Vozes: - Muito bem. muito bem!

O Orador: - Todo que sirva para elevar o número dos ricos e diminuir o dos pobres deve ser feito e merece aprovação e ajuda. E, porque me parece que o projecto de lei pode contribuir, mesmo que apenas de maneira indirecta, para este fim meritório, tem o meu aplauso e o meu voto.
Mas, Sr. Presidente, os seus objectivos imediatos merecem também o meu encómio e plena concordância.
Os preceitos que o seu articulado contém reeditam princípios firmados em legislação que vem dos primórdios da vivência do Estaco Novo. Simplesmente, procura-se esclarecer incertezas suscitadas no domínio da sua aplicação e alargar o seu âmbito, a novos factos que vinham permitindo desvios clamorosos, Resume-se, pois toda a sua finalidade em três palavras de muito lato sentido e grande alcance: justiça, eficiência e moralidade.
Começa o normativo pela fixação de um limite para a remuneração dos administradores das empresas de interesse colectivo ou a estas presas por laços de subordinação, acessoriedade ou complementaridade, e fixa-se esse limite num quantitativo máximo igual ao quantitativo que constitui a remuneração de um Ministro de Estado.
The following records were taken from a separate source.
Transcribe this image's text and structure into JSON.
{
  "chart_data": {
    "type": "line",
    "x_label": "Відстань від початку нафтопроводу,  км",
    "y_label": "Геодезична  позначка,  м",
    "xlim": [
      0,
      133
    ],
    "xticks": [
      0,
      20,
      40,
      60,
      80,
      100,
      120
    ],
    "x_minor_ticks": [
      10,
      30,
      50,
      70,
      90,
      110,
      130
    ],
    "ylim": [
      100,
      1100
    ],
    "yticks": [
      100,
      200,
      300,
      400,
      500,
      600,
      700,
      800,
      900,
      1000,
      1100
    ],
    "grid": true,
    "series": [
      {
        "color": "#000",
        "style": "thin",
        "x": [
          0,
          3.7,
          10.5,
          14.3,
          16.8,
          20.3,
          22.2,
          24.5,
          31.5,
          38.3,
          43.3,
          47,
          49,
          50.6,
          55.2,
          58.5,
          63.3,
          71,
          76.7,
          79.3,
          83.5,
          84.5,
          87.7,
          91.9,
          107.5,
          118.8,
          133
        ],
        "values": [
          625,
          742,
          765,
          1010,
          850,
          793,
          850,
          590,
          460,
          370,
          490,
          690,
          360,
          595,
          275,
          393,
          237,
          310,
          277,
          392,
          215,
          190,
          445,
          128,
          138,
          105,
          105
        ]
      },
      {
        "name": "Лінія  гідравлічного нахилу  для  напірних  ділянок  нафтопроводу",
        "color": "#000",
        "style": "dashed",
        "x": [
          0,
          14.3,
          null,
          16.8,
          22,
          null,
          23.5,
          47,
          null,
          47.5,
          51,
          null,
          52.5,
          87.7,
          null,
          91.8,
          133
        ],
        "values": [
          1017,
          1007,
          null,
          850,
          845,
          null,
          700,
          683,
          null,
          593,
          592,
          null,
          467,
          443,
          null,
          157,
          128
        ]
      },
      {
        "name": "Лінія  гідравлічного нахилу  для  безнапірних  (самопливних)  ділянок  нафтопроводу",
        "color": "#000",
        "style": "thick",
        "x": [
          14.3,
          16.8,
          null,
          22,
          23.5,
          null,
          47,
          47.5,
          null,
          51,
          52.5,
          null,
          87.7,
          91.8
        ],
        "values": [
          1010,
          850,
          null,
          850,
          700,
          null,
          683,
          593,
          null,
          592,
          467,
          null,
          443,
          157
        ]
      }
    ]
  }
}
Haverá injustiça neste normativo?
Afoitamente responde pela negativa, pois não posso considerar as funções de administrador de uma empresa seja ela de que volume e natureza for, de maior responsabilidade, sob qualquer aspecto, do que as de membro do Governo.

O Sr. Paulo Cancella de Abreu: - Muito bem!

O Orador: - Não concebo mesmo que elas exijam mais inteligência capacidade de realização e firmeza, de vontade, nem que demandem mais iniciativa e previsão.
Acresce ao referido outra circunstância, imperante na vida pública, e que não pode deixar de estender-se também aos sectores da vida privada, porque importa fundamentalmente ao ordenamento social: é a hierarquia das funções em todas as suas modalidades, determinada não só por exigências de natureza funcional, mas também por requisitos de maior competência e cultura. E nada pode ferir mais esta hierarquia do que qualquer desproporção no montante da respectiva remuneração, visto que actuará logo em diminuição do prestígio correspondente à categoria do serventuário.
Mas não me convenço de que a retribuição atribuída a um Ministro de Estado esteja em desconformidade com o nível de vida que a economia nacional aconselha e consente, neste momento. E para alguns se afigura diminuto, apraz-me pensar que isso é já o efeito de noutros sectores se estarem a conceder remunerações mais avultadas, que pela ostentação que imprimem ao viver dos beneficiados, vêm criar, perante as vistas do público, situações de inferioridade, que minimizam e desprestigiam. Justo e equitativo me parece, pois, que a remuneração correspondente ao cargo de Ministro seja suficiente para pagar os serviços de qualquer administrador de empresa, pela maior projecção e importância que a esta se possa atribuir, sobretudo se atendermos a que orça por cerca de metade o vencimento dos mais altos funcionários de carreira da nossa, Administração - juízos conselheiros, generais, etc. ... .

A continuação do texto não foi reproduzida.